On the face of it the problem is that all of the authentication methods supported by Let’s Encrypt require the use of an official domain name with publicly reachable DNS and/or a publicly reachable website. I do have my domain, but I really don’t want to put all my internal addresses into public DNS — most DNS service providers to not support private range addresses anyway. 

So, here is what I came up with:

Every internal host which needs a certificate gets a name in the domain, and a CNAME entry in the public DNS for, pointing at the server this blog is running on.
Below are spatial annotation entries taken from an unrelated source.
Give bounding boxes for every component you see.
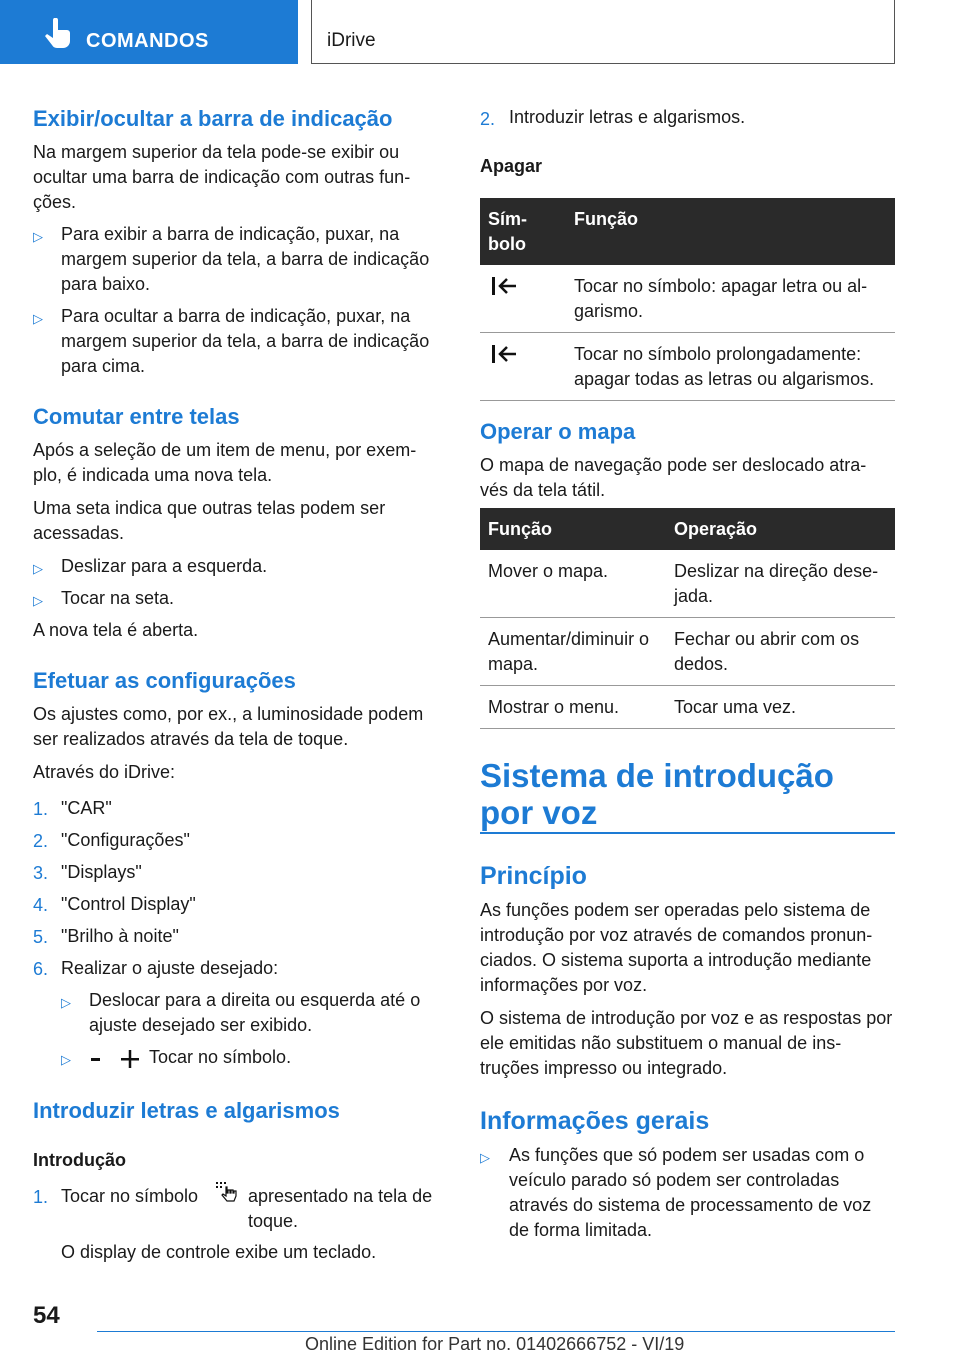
- list-item: Para ocultar a barra de indicação, puxar, na margem superior da tela, a barra de indicação para cima.: [61, 306, 430, 376]
- tab-comandos[interactable]: [0, 0, 298, 64]
- section-title-map: Operar o mapa: [480, 419, 636, 444]
- step-item: Tocar no símbolo: [61, 1186, 199, 1206]
- table-row: [480, 686, 895, 729]
- step-item: "Brilho à noite": [61, 926, 179, 946]
- tab-comandos-label: COMANDOS: [86, 30, 209, 52]
- list-item: As funções que só podem ser usadas com o veículo parado só podem ser controladas através do sistema de processamento de voz de forma limitada.: [509, 1145, 872, 1240]
- bullet-triangle-icon: ▷: [33, 229, 43, 244]
- chapter-title: Sistema de introdução por voz: [480, 757, 834, 831]
- section-title-settings: Efetuar as configurações: [33, 668, 296, 693]
- map-operation-table: [480, 508, 895, 729]
- list-item: Para exibir a barra de indicação, puxar, na margem superior da tela, a barra de indicação para baixo.: [61, 224, 430, 294]
- step-item: apresentado na tela de toque.: [248, 1186, 433, 1231]
- section-title-letters: Introduzir letras e algarismos: [33, 1098, 340, 1123]
- paragraph: O mapa de navegação pode ser deslocado atra- vés da tela tátil.: [480, 455, 867, 500]
- bullet-triangle-icon: ▷: [480, 1150, 490, 1165]
- list-item: Deslocar para a direita ou esquerda até o ajuste desejado ser exibido.: [89, 990, 421, 1035]
- paragraph: As funções podem ser operadas pelo sistema de introdução por voz através de comandos pronun- ciados. O sistema suporta a introdução mediante informações por voz.: [480, 900, 873, 995]
- paragraph: Na margem superior da tela pode-se exibir ou ocultar uma barra de indicação com outras fun- ções.: [33, 142, 411, 212]
- table-cell: Aumentar/diminuir o mapa.: [480, 618, 666, 686]
- backspace-icon[interactable]: [488, 274, 520, 298]
- symbol-table: [480, 198, 895, 401]
- table-cell: Fechar ou abrir com os dedos.: [666, 618, 895, 686]
- bullet-triangle-icon: ▷: [33, 311, 43, 326]
- table-header: Função: [566, 198, 895, 265]
- step-item: "CAR": [61, 798, 112, 818]
- table-cell: Tocar no símbolo: apagar letra ou al- garismo.: [566, 265, 895, 333]
- bullet-triangle-icon: ▷: [61, 995, 71, 1010]
- table-header: Sím- bolo: [480, 198, 566, 265]
- table-header: Função: [480, 508, 666, 550]
- step-number: 4.: [33, 895, 49, 915]
- table-cell: Deslizar na direção dese- jada.: [666, 550, 895, 618]
- subheading-delete: Apagar: [480, 156, 543, 176]
- paragraph: O sistema de introdução por voz e as respostas por ele emitidas não substituem o manual de ins- truções impresso ou integrado.: [480, 1008, 893, 1078]
- bullet-triangle-icon: ▷: [61, 1052, 71, 1067]
- paragraph: Através do iDrive:: [33, 762, 176, 782]
- list-item: Tocar na seta.: [61, 588, 175, 608]
- step-number: 2.: [480, 109, 496, 129]
- page-number: 54: [33, 1302, 60, 1329]
- bullet-triangle-icon: ▷: [33, 561, 43, 576]
- section-title-general-info: Informações gerais: [480, 1107, 710, 1135]
- tab-idrive-label: iDrive: [327, 30, 376, 51]
- section-title-indicator-bar: Exibir/ocultar a barra de indicação: [33, 106, 393, 131]
- tab-idrive[interactable]: [311, 0, 895, 64]
- list-item: Tocar no símbolo.: [149, 1047, 292, 1067]
- paragraph: A nova tela é aberta.: [33, 620, 199, 640]
- section-title-switch-screens: Comutar entre telas: [33, 404, 240, 429]
- step-item: "Displays": [61, 862, 142, 882]
- step-item: "Control Display": [61, 894, 196, 914]
- step-item: Introduzir letras e algarismos.: [509, 107, 746, 127]
- table-header: Operação: [666, 508, 895, 550]
- step-number: 5.: [33, 927, 49, 947]
- edition-note: Online Edition for Part no. 01402666752 - VI/19: [305, 1334, 685, 1354]
- paragraph: O display de controle exibe um teclado.: [61, 1242, 377, 1262]
- chapter-divider: [480, 832, 895, 834]
- table-cell: Mover o mapa.: [480, 550, 666, 618]
- step-number: 2.: [33, 831, 49, 851]
- step-item: "Configurações": [61, 830, 190, 850]
- paragraph: Uma seta indica que outras telas podem ser acessadas.: [33, 498, 386, 543]
- table-cell: Mostrar o menu.: [480, 686, 666, 729]
- minus-plus-icon: [89, 1048, 141, 1072]
- section-title-principle: Princípio: [480, 862, 587, 890]
- paragraph: Os ajustes como, por ex., a luminosidade podem ser realizados através da tela de toque.: [33, 704, 424, 749]
- keyboard-touch-icon: [214, 1179, 240, 1203]
- table-row: [480, 618, 895, 686]
- step-number: 6.: [33, 959, 49, 979]
- hand-pointer-icon: [44, 18, 70, 48]
- list-item: Deslizar para a esquerda.: [61, 556, 268, 576]
- subheading-introduction: Introdução: [33, 1150, 126, 1170]
- footer-divider: [97, 1331, 895, 1332]
- paragraph: Após a seleção de um item de menu, por exem- plo, é indicada uma nova tela.: [33, 440, 417, 485]
- backspace-icon[interactable]: [488, 342, 520, 366]
- step-number: 1.: [33, 799, 49, 819]
- bullet-triangle-icon: ▷: [33, 593, 43, 608]
- table-cell: Tocar uma vez.: [666, 686, 895, 729]
- step-number: 1.: [33, 1187, 49, 1207]
- table-cell: Tocar no símbolo prolongadamente: apagar todas as letras ou algarismos.: [566, 333, 895, 401]
- step-item: Realizar o ajuste desejado:: [61, 958, 279, 978]
- step-number: 3.: [33, 863, 49, 883]
- table-row: [480, 550, 895, 618]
The names of these hosts are added to the Let’s Encrypt certificate for this server; to authenticate them using the Certbot Apache plugin the names point to a simple placeholder vhost on this server.

In my home network I run dnsmasq as my nameserver which allows me to create CNAME entries for these hosts pointing to the internal hostnames for these hosts. 

Because the Let’s Encrypt certificates expire after a relatively short time and need to be renewed, I also have a cron job which checks whether the certificates have been renewed (by checking the MD5 sum of the certificate file), and if so, copies the new certificates to my internal server and restarts Apache or Webmin.